Is It Time to Freeze Your Credit? What to Know
February 5, 2025
With an abundance of scams and data breaches exposing our sensitive information, it doesn’t take much for a criminal to cobble together an identity profile and ruin a victim’s finances. That’s why more people every day are placing a credit freeze on their financial accounts. The question now is, should you?
According to a study, identity fraud cost Americans $43 billion last year. An empty bank account, unexpected credit card purchases, and bills for accounts you never opened are signs something is wrong, so don’t wait to act.
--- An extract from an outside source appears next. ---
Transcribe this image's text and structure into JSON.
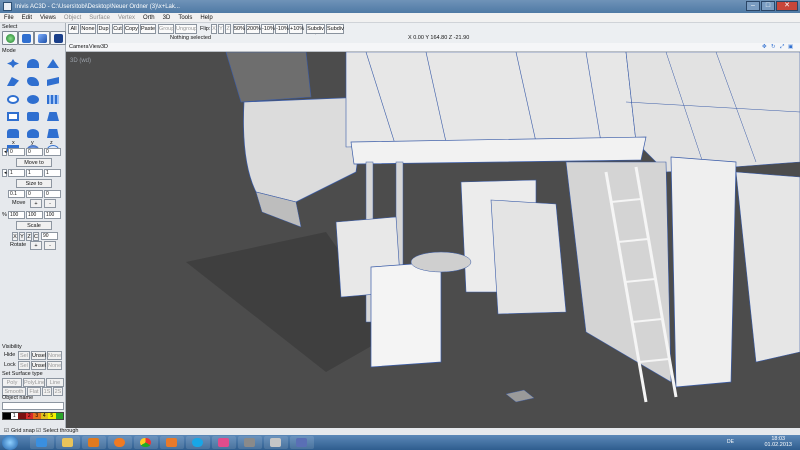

Placing a credit freeze helps prevent new credit accounts being opened in your name. A credit freeze won’t prevent identity theft, but it can help soften the blow financially. One thing a credit freeze won’t do is excuse you from the responsibility of paying your bills. Sorry!
ABC’s Of A Credit Freeze
Applying a credit freeze is at no cost to you and is relatively easy to do. That’s especially true considering the herculean effort it takes to dig yourself out of a financial fraud attack and reestablish your credit.
You need to contact all three credit bureaus—Equifax, TransUnion, and Experian, individually. You can place a freeze over the phone or online. Just make sure you’re using the 100% legitimate contact information before moving forward. Once enacted, no one but you can open a new credit account, and you’ll need to temporarily lift the freeze to do so.
Lifting a credit freeze for any length of time means again contacting all three credit bureaus and is also free to do. Again, the time it takes to undo a credit freeze and reinstate it, is well worth the effort.
Our reasons to use a credit freeze or not is a choice best made by being informed. And since data breaches and scammers aren’t going away any time soon, regularly check your credit reports and limit the amount of personal information shared online. You’ll always be glad you did.